Let's play "connect the dots"

I read these three pieces in today's local paper: Gibbons'[s] budget would kill higher education (here), Drop, drop, drop . . . . (here), and Kill Yucca, then get going on the rest of our problems (here). What links them?

Well, Nevada's economy is pretty awful right now, and as things stand, higher education cuts are poised to bear the brunt of Nevada's attempt to balance the budget (the first piece). Virtually everyone in Nevada is suffering from plummeting housing prices (the second piece). And our local newspapers are still clamoring to get rid of Yucca Mountain (the third piece).

I'm still waiting to read reporting of the millions (possibly billions) of dollars that working with the federal government on envisioning Yucca as a safe place to store waste would have meant (and could still mean) for Nevada. We're talking regular infusions of cash here, plus studies by independent scientists (NOT the same folks who brought above-ground nuclear testing to Nevada in the last century, and who said that such testing was "safe") to make sure that nothing would go in the ground that posed a real risk for Nevadans. We're talking about jobs in Clark County (where Las Vegas is located) and Pahrump (Nye County, near the Yucca Mountain site). We're talking about people who, instead of facing layoffs and possible foreclosures, could pay their bills and keep their houses.

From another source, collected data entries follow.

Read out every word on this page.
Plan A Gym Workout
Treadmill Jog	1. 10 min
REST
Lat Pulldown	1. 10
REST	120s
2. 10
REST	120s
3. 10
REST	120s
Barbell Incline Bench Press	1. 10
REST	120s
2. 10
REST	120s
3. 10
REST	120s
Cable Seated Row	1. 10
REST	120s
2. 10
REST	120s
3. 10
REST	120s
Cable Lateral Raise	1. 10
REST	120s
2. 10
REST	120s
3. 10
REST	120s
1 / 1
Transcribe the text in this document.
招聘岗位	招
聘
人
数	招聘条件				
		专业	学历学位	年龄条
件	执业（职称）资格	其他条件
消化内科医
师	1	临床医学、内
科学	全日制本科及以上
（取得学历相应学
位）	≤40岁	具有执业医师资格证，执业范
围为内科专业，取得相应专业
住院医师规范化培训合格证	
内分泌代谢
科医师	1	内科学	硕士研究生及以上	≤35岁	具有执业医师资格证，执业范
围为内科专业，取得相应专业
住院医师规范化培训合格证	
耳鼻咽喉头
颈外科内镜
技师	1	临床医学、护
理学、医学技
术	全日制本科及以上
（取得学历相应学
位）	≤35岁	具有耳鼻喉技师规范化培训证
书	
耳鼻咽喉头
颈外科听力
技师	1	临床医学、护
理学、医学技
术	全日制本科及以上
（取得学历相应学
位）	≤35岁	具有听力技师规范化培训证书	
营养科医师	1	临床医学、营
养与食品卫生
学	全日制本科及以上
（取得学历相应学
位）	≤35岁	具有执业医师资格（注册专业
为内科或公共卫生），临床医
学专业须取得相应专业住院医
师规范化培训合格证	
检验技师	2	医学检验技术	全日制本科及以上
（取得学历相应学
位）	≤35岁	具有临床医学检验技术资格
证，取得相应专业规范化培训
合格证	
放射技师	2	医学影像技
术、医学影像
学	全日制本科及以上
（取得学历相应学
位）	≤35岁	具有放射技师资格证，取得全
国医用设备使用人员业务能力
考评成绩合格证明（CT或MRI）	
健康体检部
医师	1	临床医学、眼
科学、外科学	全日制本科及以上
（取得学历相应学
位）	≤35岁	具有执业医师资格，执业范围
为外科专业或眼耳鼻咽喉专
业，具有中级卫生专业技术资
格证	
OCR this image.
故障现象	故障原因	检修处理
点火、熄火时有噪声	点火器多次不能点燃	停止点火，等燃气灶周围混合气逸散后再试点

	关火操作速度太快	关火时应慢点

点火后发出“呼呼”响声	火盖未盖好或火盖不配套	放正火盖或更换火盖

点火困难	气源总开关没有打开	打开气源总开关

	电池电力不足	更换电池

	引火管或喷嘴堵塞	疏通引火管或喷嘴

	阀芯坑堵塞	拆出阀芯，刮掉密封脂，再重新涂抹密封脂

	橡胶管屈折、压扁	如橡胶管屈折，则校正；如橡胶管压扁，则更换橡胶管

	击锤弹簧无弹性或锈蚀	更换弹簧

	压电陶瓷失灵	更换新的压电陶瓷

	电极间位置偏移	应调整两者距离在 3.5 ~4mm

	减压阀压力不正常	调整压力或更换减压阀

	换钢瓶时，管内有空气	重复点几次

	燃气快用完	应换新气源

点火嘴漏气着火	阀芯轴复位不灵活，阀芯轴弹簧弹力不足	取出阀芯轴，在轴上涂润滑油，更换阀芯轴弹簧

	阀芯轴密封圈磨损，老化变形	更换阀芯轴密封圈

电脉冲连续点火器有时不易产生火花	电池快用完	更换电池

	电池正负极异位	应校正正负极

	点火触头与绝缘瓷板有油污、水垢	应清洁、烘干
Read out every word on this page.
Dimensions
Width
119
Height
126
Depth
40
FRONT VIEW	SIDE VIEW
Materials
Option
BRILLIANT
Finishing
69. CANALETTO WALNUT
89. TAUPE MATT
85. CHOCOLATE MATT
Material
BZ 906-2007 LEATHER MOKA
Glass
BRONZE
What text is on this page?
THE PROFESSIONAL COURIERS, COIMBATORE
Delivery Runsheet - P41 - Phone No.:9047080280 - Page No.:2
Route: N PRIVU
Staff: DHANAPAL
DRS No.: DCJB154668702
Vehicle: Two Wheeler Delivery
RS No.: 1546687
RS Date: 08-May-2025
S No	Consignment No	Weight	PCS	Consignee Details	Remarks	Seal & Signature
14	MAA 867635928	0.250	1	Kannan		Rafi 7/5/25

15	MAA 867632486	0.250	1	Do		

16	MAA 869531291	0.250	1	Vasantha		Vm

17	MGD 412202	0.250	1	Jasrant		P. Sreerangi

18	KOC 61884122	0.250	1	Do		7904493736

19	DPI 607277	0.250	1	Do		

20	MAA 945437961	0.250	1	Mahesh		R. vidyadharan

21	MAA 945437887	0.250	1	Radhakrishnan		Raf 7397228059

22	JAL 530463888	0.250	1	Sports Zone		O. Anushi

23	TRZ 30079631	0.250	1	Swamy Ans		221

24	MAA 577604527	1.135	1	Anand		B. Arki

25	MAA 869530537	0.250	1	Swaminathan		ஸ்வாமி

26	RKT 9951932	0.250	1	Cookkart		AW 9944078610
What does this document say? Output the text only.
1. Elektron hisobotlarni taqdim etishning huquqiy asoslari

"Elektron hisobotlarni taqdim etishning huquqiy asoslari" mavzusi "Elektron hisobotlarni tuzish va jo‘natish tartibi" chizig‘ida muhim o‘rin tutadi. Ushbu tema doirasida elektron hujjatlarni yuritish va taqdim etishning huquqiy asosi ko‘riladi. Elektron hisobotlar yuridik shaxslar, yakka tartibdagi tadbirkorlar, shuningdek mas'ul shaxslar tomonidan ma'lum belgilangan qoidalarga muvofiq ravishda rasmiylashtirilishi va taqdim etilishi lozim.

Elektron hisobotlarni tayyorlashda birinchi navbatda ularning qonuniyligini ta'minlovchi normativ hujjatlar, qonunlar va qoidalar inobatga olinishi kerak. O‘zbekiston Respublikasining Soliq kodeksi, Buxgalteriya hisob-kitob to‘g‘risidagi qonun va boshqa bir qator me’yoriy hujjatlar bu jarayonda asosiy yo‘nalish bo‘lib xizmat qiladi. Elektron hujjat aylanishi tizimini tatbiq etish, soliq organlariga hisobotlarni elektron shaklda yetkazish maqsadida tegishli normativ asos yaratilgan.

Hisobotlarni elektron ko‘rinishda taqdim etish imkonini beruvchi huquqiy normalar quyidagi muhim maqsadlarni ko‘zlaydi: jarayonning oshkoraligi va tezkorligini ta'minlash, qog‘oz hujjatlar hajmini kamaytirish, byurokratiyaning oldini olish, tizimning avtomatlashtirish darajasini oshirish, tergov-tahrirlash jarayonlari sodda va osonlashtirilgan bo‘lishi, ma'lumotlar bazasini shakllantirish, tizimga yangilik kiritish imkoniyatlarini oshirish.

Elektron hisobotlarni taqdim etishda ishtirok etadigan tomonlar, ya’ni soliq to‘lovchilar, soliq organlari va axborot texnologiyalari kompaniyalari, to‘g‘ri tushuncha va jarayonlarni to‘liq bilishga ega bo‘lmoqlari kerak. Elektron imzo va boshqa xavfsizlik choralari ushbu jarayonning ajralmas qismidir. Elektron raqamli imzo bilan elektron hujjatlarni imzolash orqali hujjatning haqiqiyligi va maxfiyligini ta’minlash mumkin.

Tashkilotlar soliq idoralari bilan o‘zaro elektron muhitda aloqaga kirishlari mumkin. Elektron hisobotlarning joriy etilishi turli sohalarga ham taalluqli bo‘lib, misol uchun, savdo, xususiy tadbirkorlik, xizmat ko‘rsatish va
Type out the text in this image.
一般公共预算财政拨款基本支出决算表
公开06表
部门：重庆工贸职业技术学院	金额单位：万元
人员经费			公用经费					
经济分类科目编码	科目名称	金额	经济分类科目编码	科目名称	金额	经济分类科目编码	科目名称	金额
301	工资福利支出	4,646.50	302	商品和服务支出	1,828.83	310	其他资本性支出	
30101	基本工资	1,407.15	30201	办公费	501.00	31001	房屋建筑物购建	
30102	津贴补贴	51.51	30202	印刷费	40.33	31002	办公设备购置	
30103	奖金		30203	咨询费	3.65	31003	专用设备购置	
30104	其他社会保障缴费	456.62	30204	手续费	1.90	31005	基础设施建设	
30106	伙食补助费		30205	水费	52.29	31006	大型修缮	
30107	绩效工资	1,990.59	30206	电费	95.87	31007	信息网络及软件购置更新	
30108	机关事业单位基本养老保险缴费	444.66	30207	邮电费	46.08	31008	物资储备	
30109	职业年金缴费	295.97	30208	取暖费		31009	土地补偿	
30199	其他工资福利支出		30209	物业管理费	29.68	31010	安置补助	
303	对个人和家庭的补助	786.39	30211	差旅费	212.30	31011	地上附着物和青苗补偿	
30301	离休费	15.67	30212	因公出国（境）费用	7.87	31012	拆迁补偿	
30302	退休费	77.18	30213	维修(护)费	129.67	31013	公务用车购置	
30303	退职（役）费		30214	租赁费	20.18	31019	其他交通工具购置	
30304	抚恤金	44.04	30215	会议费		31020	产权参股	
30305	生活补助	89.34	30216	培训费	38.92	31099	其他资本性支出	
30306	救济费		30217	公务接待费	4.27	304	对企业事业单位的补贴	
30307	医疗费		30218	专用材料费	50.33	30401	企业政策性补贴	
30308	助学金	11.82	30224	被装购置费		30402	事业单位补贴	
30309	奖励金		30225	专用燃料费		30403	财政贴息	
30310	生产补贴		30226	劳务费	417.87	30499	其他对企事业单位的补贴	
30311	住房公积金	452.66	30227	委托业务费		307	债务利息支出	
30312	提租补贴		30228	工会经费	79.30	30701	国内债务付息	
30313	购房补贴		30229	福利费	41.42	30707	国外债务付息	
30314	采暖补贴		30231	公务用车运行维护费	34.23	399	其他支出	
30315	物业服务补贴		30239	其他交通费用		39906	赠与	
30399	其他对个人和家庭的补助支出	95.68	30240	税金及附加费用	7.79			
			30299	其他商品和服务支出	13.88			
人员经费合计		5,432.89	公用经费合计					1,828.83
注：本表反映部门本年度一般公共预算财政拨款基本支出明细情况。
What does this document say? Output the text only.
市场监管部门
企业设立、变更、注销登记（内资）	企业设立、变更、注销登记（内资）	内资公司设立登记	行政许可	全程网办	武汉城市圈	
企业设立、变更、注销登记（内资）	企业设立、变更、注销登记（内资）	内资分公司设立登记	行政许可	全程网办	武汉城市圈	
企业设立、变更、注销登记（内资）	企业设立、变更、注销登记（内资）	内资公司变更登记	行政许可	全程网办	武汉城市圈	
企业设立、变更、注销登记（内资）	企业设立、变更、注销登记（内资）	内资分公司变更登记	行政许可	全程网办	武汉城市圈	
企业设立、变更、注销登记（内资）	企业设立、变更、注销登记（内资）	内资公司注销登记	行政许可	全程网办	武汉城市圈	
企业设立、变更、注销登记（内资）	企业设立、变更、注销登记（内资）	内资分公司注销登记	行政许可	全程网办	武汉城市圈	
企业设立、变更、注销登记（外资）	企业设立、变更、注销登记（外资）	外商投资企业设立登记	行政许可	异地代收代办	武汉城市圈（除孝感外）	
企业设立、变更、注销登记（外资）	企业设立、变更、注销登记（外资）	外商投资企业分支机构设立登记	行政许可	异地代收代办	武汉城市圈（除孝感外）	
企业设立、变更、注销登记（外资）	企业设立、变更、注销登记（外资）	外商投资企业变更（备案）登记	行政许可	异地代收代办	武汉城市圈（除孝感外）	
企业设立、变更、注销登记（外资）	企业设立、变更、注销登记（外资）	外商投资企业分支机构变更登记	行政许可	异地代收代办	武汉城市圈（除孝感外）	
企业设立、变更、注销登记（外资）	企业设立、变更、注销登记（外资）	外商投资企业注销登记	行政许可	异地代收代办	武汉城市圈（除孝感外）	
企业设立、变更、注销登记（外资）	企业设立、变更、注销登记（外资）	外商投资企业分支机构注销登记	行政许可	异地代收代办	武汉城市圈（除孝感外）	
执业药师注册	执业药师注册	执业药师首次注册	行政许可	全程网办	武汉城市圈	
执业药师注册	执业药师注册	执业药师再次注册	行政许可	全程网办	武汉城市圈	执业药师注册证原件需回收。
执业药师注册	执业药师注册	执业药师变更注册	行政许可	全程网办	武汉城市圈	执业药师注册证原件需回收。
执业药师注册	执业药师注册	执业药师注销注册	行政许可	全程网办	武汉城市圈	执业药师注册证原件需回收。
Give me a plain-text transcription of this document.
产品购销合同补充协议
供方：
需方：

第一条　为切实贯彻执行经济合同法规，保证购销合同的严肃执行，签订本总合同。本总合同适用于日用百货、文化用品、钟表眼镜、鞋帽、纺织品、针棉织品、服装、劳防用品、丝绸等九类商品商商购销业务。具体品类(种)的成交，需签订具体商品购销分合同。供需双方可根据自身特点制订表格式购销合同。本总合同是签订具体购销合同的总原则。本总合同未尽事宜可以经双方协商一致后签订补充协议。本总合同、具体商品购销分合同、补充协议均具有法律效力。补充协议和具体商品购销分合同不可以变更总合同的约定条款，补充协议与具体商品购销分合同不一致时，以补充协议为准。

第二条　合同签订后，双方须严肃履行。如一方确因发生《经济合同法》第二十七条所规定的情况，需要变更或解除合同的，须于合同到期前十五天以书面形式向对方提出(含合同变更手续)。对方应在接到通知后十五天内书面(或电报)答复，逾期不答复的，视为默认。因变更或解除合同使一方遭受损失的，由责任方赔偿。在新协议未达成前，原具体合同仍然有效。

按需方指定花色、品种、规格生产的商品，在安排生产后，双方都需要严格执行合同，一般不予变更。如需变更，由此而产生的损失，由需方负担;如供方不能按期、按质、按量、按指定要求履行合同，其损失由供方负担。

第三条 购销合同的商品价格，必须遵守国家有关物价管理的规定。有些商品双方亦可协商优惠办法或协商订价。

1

I may be biased, but the idea that Nevada should reject funding from the Federal government during the investigatory phase (the "will Yucca work and be safe?" phase) because it prefers to stick its head in the sand seems a bit short-sighted to me.

My guess is that the newspapers haven't polled Nevadans recently with the following question: would you rather that your state accept some federal funding while Yucca is being debated, or would you prefer to reject federal funding while your economy goes down the tubes?


Jordan Ross, Republican Precinct District Manager, 20th Assembly District said...

The current budget crisis is a complex one that will not be solved with either a raise taxes across the board solution or conversely, a cut spending across the board approach. Comprehensive budget reform has begun with the establishment of the SAGE Commission, but this process will take several years and in the meantime there will be those in my party who are not happy with any increase in taxation and those in the opposing party who be displeased with any cuts in spending. Legislation is like making sausage and budget legislation more so than any other. The resulting product will satisfy few but grinding everything to a halt will not provide a long term solution. We need to cobble together a budget for the next two years but with the understanding that a comprehensive change in the very nature of how the public sector does business has to occur.

Nancy Rapoport said...

Thanks so much for writing in, and I agree with you--we're stuck between two awful choices, and there's no way that we're going to make everyone happy. I don't envy the difficult decisions that the Legislature is going to have to make. This is a time to avoid playing politics (either party!) and to focusing on what's right for our state in the long run.